Let \(R\) be an associative ring with identity and \(M_n (R)\) the ring of \(n \times n\) matrices over \(R\). Main results: (i) Let \(I\) be a right ideal of \(R\) and \(P\) a projective \(R\)-module such that \(P/PI\) is finitely generated. If \(I\) is a PI-ring and \(I \subseteq J(R)\) then \(P\) is a finitely generated \(R\)-module. (ii) Let \(R\) be a PI-ring and for any sequence of right ideals \(A_m M_n (R)\) where \(A_m=A_{m+1} A_m\), \(m =1,2,\dots\), there exists a right ideal \(A_p M_n (R)\) containing a just nonidempotent element. Then the following conditions are equivalent: (1) Let \(J_k=\sum^n_{i=1} u_{ik}R\), where \((u_{1m}, \dots, u_{nm})=(u_{1m+1}, \dots, u_{nm+1}) A_m\), and the matrices \(A_m\), \(m=1,2,\dots\), satisfy the condition \(A_m=A_{m+1} A_m\).

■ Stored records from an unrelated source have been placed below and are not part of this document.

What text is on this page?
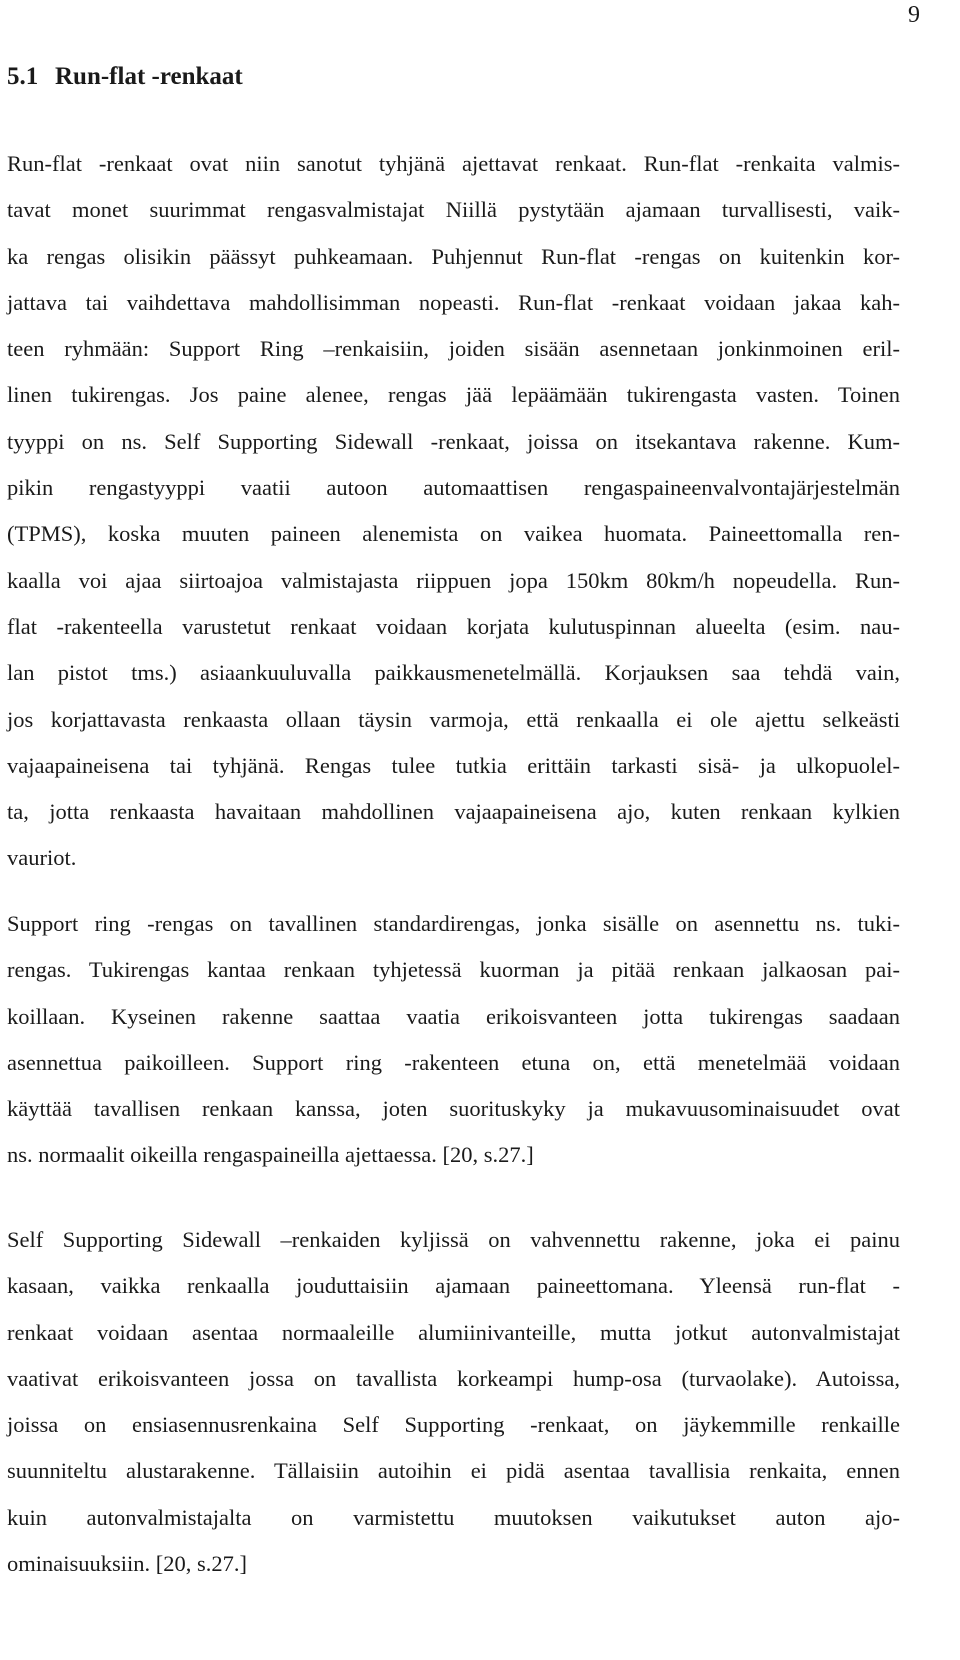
9
5.1 Run-flat -renkaat

Run-flat -renkaat ovat niin sanotut tyhjänä ajettavat renkaat. Run-flat -renkaita valmis-
tavat monet suurimmat rengasvalmistajat Niillä pystytään ajamaan turvallisesti, vaik-
ka rengas olisikin päässyt puhkeamaan. Puhjennut Run-flat -rengas on kuitenkin kor-
jattava tai vaihdettava mahdollisimman nopeasti. Run-flat -renkaat voidaan jakaa kah-
teen ryhmään: Support Ring –renkaisiin, joiden sisään asennetaan jonkinmoinen eril-
linen tukirengas. Jos paine alenee, rengas jää lepäämään tukirengasta vasten. Toinen
tyyppi on ns. Self Supporting Sidewall -renkaat, joissa on itsekantava rakenne. Kum-
pikin rengastyyppi vaatii autoon automaattisen rengaspaineenvalvontajärjestelmän
(TPMS), koska muuten paineen alenemista on vaikea huomata. Paineettomalla ren-
kaalla voi ajaa siirtoajoa valmistajasta riippuen jopa 150km 80km/h nopeudella. Run-
flat -rakenteella varustetut renkaat voidaan korjata kulutuspinnan alueelta (esim. nau-
lan pistot tms.) asiaankuuluvalla paikkausmenetelmällä. Korjauksen saa tehdä vain,
jos korjattavasta renkaasta ollaan täysin varmoja, että renkaalla ei ole ajettu selkeästi
vajaapaineisena tai tyhjänä. Rengas tulee tutkia erittäin tarkasti sisä- ja ulkopuolel-
ta, jotta renkaasta havaitaan mahdollinen vajaapaineisena ajo, kuten renkaan kylkien
vauriot.

Support ring -rengas on tavallinen standardirengas, jonka sisälle on asennettu ns. tuki-
rengas. Tukirengas kantaa renkaan tyhjetessä kuorman ja pitää renkaan jalkaosan pai-
koillaan. Kyseinen rakenne saattaa vaatia erikoisvanteen jotta tukirengas saadaan
asennettua paikoilleen. Support ring -rakenteen etuna on, että menetelmää voidaan
käyttää tavallisen renkaan kanssa, joten suorituskyky ja mukavuusominaisuudet ovat
ns. normaalit oikeilla rengaspaineilla ajettaessa. [20, s.27.]

Self Supporting Sidewall –renkaiden kyljissä on vahvennettu rakenne, joka ei painu
kasaan, vaikka renkaalla jouduttaisiin ajamaan paineettomana. Yleensä run-flat -
renkaat voidaan asentaa normaaleille alumiinivanteille, mutta jotkut autonvalmistajat
vaativat erikoisvanteen jossa on tavallista korkeampi hump-osa (turvaolake). Autoissa,
joissa on ensiasennusrenkaina Self Supporting -renkaat, on jäykemmille renkaille
suunniteltu alustarakenne. Tällaisiin autoihin ei pidä asentaa tavallisia renkaita, ennen
kuin autonvalmistajalta on varmistettu muutoksen vaikutukset auton ajo-
ominaisuuksiin. [20, s.27.]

Then the ascending chain \(J_1 \subseteq J_2 \subseteq \cdots\) is stationary. (2) Let \(P\) be a submodule of a free module \(F=\sum^n_{i=1} x_i R\) and \(P\) be generated by the elements \(\{u_{ij}\}\), where \((u_{1m}, \dots, u_{nm})=(x_1, \dots, x_n) A_m\), \(m =1,2, \dots\), and the set of matrices \(\{A_1, A_2, \dots\}\) satisfies the condition \(A_m=A_{m+1} A_m\). Then \(P\) is finitely generated.